The significance of bone structure.



Dwight, Thomas Jr., 1843–1911.


Boston : Pub. by the Society, 1886.

Journal : Memoirs of the Boston Society of Natural History ; vol. 4, no. 1.

Description : [1]-15 p., [3 l.] pl. ; ill.: 35 phot. figs., 1 tbl. ; 31 cm.

Photographs : 3 phototypes, composites of human and animal bone sections, numbered in the plate.

Photographer : The Lewis Company (27 Boylston St., Boston Mass).

Subject : Cancellous bone — Comparative anatomy.

Notes :





Dwight completed his postgraduate studies under Rüdinger in Munich, where he learned to prepare cryo-specimens. He was one of the first anatomists to introduce the technique to American scientists, elucidated in his most famous work, "Frozen sections of a child" (Wood, 1881).
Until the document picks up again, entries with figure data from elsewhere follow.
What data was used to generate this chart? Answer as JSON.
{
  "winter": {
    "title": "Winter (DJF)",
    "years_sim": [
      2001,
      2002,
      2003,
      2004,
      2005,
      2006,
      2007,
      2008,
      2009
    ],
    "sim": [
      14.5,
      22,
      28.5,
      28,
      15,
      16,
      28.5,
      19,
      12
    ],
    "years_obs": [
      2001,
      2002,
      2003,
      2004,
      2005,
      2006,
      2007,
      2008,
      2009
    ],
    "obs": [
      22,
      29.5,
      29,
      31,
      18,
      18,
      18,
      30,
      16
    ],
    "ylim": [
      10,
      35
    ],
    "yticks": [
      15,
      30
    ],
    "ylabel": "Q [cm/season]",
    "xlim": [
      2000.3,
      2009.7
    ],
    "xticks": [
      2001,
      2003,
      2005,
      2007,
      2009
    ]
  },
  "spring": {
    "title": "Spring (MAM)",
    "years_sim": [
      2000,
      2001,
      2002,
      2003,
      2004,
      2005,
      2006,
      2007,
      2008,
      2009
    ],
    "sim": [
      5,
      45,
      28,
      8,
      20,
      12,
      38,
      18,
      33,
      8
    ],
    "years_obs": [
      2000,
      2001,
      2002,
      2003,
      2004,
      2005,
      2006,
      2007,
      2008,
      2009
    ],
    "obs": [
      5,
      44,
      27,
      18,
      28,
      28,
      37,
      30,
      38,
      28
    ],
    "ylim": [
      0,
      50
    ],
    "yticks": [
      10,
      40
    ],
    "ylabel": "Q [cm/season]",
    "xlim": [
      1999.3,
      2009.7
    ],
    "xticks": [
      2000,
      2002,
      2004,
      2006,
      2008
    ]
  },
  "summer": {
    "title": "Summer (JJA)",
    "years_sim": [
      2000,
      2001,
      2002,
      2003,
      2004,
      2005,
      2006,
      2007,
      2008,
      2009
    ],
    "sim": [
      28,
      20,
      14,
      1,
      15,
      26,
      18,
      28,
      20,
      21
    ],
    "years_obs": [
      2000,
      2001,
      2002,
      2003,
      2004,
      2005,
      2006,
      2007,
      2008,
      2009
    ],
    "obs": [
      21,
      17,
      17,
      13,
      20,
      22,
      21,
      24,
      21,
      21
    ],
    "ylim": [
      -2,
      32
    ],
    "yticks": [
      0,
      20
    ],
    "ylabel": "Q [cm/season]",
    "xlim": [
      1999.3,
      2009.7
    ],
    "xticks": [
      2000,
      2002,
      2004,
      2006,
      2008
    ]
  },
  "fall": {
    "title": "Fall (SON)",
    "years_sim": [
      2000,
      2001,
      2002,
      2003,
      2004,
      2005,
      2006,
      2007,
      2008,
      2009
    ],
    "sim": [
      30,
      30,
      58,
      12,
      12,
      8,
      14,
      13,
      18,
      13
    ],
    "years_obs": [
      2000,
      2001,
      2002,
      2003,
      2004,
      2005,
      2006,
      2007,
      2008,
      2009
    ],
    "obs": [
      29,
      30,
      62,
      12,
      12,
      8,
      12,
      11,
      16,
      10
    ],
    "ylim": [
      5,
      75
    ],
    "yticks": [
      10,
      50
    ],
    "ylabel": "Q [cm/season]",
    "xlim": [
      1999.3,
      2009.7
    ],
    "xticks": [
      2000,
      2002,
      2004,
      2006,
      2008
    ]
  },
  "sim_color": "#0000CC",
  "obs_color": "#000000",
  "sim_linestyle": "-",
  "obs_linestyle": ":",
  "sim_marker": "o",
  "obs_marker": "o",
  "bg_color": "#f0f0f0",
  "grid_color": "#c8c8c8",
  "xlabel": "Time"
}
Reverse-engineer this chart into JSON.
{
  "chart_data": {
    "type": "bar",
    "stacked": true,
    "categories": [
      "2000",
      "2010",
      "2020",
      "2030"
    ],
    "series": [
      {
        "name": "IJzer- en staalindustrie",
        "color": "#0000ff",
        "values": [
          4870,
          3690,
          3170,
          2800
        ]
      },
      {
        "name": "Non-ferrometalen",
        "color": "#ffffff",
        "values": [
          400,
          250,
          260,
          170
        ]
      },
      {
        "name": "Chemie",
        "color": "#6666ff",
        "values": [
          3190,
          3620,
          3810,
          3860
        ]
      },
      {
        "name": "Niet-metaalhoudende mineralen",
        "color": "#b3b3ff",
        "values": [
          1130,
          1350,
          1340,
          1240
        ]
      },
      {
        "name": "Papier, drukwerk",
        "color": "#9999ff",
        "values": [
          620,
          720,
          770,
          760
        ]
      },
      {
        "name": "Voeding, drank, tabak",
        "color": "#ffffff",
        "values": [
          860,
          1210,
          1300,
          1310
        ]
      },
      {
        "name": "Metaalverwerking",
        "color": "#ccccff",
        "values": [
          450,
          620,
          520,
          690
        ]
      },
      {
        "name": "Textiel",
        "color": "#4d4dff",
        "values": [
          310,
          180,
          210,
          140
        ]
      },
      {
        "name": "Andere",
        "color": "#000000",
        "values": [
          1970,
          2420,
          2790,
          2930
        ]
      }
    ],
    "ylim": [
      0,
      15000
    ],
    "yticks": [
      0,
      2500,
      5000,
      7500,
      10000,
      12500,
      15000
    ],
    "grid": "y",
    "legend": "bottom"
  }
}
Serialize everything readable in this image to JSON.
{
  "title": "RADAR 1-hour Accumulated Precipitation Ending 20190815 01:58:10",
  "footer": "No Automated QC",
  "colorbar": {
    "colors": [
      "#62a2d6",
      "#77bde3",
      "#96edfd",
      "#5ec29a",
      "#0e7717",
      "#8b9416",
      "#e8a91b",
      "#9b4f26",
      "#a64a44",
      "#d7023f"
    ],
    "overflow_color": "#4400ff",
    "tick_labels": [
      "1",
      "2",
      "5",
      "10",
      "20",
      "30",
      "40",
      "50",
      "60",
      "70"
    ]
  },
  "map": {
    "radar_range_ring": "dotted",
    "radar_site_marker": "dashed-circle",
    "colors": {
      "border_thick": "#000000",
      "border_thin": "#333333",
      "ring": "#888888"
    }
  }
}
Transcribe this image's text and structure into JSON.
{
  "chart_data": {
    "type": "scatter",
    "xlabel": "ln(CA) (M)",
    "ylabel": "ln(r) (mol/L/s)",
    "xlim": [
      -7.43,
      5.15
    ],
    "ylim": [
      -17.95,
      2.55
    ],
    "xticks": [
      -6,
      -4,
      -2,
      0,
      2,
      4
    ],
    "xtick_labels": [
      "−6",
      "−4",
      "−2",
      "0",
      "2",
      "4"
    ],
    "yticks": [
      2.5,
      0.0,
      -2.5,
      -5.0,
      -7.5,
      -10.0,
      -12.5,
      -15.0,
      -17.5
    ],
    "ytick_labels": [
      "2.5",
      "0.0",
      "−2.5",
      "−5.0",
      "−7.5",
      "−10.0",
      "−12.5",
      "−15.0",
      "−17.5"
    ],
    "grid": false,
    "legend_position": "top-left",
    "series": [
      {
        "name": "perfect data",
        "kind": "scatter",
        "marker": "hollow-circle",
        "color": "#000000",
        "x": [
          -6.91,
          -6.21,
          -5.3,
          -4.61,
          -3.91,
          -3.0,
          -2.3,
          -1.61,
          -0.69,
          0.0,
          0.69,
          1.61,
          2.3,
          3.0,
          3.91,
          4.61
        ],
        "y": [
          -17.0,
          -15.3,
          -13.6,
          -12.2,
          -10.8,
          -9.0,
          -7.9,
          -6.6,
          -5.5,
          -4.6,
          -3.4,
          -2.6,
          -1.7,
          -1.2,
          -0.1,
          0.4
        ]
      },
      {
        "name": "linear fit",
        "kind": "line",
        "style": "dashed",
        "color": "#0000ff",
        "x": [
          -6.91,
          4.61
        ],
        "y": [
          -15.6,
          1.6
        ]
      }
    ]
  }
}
He succeeded Oliver Wendell Holmes as the Parkman Professor of Anatomy at Harvard, benefiting, no doubt, by the august legacy of his father-in-law, John Collins Warren (1778 –1856), who was the first to hold the chair. Dwight surpassed both men in the number of contributions he made to anatomical science, notably on the subject of variations and anomalies of the skeleton.